A server handling requests is another good one.

A CNC machine taking input. The machine can only go so fast, so it needs to queue up input.

1
vote

Some examples I can think of:

  • Calculator - can introduce prefix and postfix at the same time
  • Instructions to tie shoes. Can't complete the next operation until you have done the last one
  • Buffers - Maybe a telephone buffer used to store numbers that the user has entered but have not made the tone sound yet
  • Digestion
1
vote

Manufacturing lines are full of queues. Think of a line of empty bottles heading for a filling machine. First-in-first-out is a natural way to apply a process sequentially to many objects. Queues are also used to decouple one process from another: the filling machine doesn't have to stop immediately if there's a short-term problem with the labeling machine.

Queues are used in software in about the same ways. The output of one process can be queued for input to another process. This is true whether you're talking about inter-process communication, inter-thread communication, or simply breaking a complicated process into parts that might all be handled by the same thread.

In operating systems, queues are often used to process inputs in order. The file system might read blocks from a storage device and add them to a queue, for example. Or interrupts that handle things like key presses and mouse movements create events that are added to an event queue so that you don't get "uqeeu" instead of "queue" when you're typing.

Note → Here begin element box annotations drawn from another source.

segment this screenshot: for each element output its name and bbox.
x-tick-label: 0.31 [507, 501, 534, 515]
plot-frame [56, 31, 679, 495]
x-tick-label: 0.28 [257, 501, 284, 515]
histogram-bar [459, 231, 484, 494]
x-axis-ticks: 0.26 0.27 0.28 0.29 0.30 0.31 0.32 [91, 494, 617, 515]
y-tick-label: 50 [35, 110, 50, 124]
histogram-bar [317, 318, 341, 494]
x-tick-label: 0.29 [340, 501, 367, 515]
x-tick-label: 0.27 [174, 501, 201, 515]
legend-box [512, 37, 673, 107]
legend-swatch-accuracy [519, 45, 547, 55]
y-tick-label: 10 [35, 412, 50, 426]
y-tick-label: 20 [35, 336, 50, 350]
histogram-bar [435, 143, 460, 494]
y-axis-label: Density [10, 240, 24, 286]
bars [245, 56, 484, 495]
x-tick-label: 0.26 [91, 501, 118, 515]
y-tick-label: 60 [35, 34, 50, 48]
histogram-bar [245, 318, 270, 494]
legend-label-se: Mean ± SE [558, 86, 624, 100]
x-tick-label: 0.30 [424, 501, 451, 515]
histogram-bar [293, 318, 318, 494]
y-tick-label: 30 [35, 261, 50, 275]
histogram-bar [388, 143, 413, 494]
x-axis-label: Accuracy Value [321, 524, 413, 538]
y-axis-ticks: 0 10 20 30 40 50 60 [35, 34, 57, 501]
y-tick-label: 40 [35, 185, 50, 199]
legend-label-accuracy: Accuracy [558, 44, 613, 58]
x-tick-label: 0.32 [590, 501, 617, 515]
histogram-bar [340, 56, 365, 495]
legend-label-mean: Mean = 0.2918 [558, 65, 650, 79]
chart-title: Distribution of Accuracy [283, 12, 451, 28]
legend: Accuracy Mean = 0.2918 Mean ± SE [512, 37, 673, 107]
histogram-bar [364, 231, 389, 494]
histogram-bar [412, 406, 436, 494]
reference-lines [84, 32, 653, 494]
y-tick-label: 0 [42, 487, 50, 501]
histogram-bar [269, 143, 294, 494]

For a simple student assignment, I think any task that accepts some number of inputs and then processes them would work. For example, you could have them write a simple postfix expression evaluator. It'd have three parts:

  • read an input, add it to the input queue, and repeat until there are no more inputs

  • get an item from the queue

    • if the item is a number, push it onto the argument stack
    • if the item is an operator, pop the necessary arguments and evaluate
    • add the result to the output queue
    • repeat until the stack is empty
  • read an item from the output queue, print it, and repeat until the output queue is empty

1
vote

In teaching data structures, I usually use the application of the bank queue simulation where customers wait in a queue and there are a number of service windows.

The problem is to simulate the process in order to find out statistics of the following: customers waiting time in the queue (max, min, average), and numbers of customers waiting in the queue. I use a predefined frequency of arriving new customer every minute of a day and an average service time of a customer on the service window with values from the random number generator.

The result will be recommendations for the optimal number of service windows and the optimal number of chairs in the waiting hall that would guarantee customer satisfaction. Very interesting application to students.

1
vote

Any scheduling algorithm almost always involves a queue.

This can range from a simple first come first served queue to buffer request for a single consumer.

To a complex job scheduling queue where "tasks" can have priorities and "workers" have different capabilities.

A good use case to play around with could be "You have a central print server with four printers attached two capable of color, one capable of printing double sided and one capable of printing on larger paper. Users can pay extra for a rush job, or, less if they don't mind waiting longer. You can incur penalties if you deliver late so you want as much throughput as possible."